For instance, I want to expand the following simultaneous equations in first order difference with respect to x, y and z1:

$$x^\alpha y^(1-\alpha) = z_1$$
$$x^\beta y^(1-\beta) = z_2$$

It is obviously that

$$\alpha \hat{x} + (1-\alpha) \hat{y} = \hat{z_1}$$
$$\beta \hat{x} + (1-\beta) \hat{y} = 0$$

where $\hat{variable}$ means the elasticity of the variable, namely, $\frac{d varibale}{variable}$. We have:

$$\hat{x} = \frac{1-\beta}{\alpha - \beta} \hat{z_1}$$
$$\hat{y} = -\frac{\beta}{\alpha - \beta} \hat{z_1}$$

The corresponding code for python using SymPy will be:

import sympy as sp
x,y,z1,z2,alpha,beta = sp.symbols('x,y,z_1,z_2,alpha,beta',positive=True)
eq1 = x**alpha*y**(1-alpha) - z1
eq2 = x**beta*y**(1-beta) - z2
hat_x,hat_y,hat_z1 = sp.symbols('\hat{x},\hat{y},\hat{z_1})
diff_eq1 = eq1.diff(x)*hat_x*x + eq1.diff(y)*hat_y*y + eq1.diff(z1)*hat_z1*z1
diff_eq2 = eq2.diff(x)*hat_x*x + eq2.diff(y)*hat_y*y + eq2.diff(z1)*hat_z1*z1
root = sp.solve([diff_eq1,diff_eq2],[hat_x,hat_y])

which gives the result

As you can see, the expression is right, but without further simplification. The reason is that it does not take the advantage of eq1 = 0 and eq2 = 0. My question is, how to make further simplifications using the information given by the original equations? Thanks!!

BTW, how can I declare variables with ranges? For instance, I want to declare $\alpha \in (0,1)$ and the $1-\alpha$ will also be positive and facilitate the following manipulation.

Answer 1

My question is, how to make further simplifications using the information given by the original equations?

In general, the solution to a simultaneous equation will not have one side of the equation in the solution. So I can only answer your question in this specific case. root is a dictionary and we will loop through all the values and substitute the RHS of the equations with the LHS.

import sympy as sp
x,y,z1,z2,alpha,beta = sp.symbols('x,y,z_1,z_2,alpha,beta',positive=True)
eq1 = x**alpha*y**(1-alpha) - z1
eq2 = x**beta*y**(1-beta) - z2
hat_x,hat_y,hat_z1 = sp.symbols('\hat{x},\hat{y},\hat{z_1}')
diff_eq1 = eq1.diff(x)*hat_x*x + eq1.diff(y)*hat_y*y + eq1.diff(z1)*hat_z1*z1
diff_eq2 = eq2.diff(x)*hat_x*x + eq2.diff(y)*hat_y*y + eq2.diff(z1)*hat_z1*z1
root = sp.solve([diff_eq1,diff_eq2],[hat_x,hat_y])

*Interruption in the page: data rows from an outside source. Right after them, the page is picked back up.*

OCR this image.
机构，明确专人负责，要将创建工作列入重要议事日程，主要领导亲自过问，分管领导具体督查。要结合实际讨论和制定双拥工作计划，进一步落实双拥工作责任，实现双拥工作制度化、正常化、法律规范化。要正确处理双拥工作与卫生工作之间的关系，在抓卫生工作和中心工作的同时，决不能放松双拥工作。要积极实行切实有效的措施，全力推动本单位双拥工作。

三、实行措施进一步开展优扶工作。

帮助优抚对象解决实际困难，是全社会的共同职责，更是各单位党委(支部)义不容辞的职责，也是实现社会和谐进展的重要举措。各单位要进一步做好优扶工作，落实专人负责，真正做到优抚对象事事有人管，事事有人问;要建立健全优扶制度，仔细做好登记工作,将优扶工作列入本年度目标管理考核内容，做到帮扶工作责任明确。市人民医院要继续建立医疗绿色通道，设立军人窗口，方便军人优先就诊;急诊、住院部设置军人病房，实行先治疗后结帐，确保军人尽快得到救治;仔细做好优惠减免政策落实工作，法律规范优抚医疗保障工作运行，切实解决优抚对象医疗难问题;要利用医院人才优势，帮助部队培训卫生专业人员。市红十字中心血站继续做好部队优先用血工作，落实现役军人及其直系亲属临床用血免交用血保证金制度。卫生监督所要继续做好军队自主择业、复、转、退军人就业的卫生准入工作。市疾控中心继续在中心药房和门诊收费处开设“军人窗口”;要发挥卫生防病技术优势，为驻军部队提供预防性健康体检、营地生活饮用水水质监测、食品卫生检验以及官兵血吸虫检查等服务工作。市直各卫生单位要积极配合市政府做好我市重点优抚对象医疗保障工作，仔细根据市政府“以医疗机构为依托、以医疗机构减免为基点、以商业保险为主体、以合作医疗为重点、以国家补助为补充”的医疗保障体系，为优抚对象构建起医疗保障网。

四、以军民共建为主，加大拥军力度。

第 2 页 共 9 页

for key, value in root.items():
    root[key] = value.subs({z1: x**alpha*y**(1-alpha), z2: x**beta*y**(1-beta)}).simplify()

BTW, how can I declare variables with ranges? For instance, I want to declare $\alpha \in (0,1)$ and the $1-\alpha$ will also be positive and facilitate the following manipulation.

There is no explicit way to do so in SymPy. There are a few work-arounds. See this Stack Overflow question.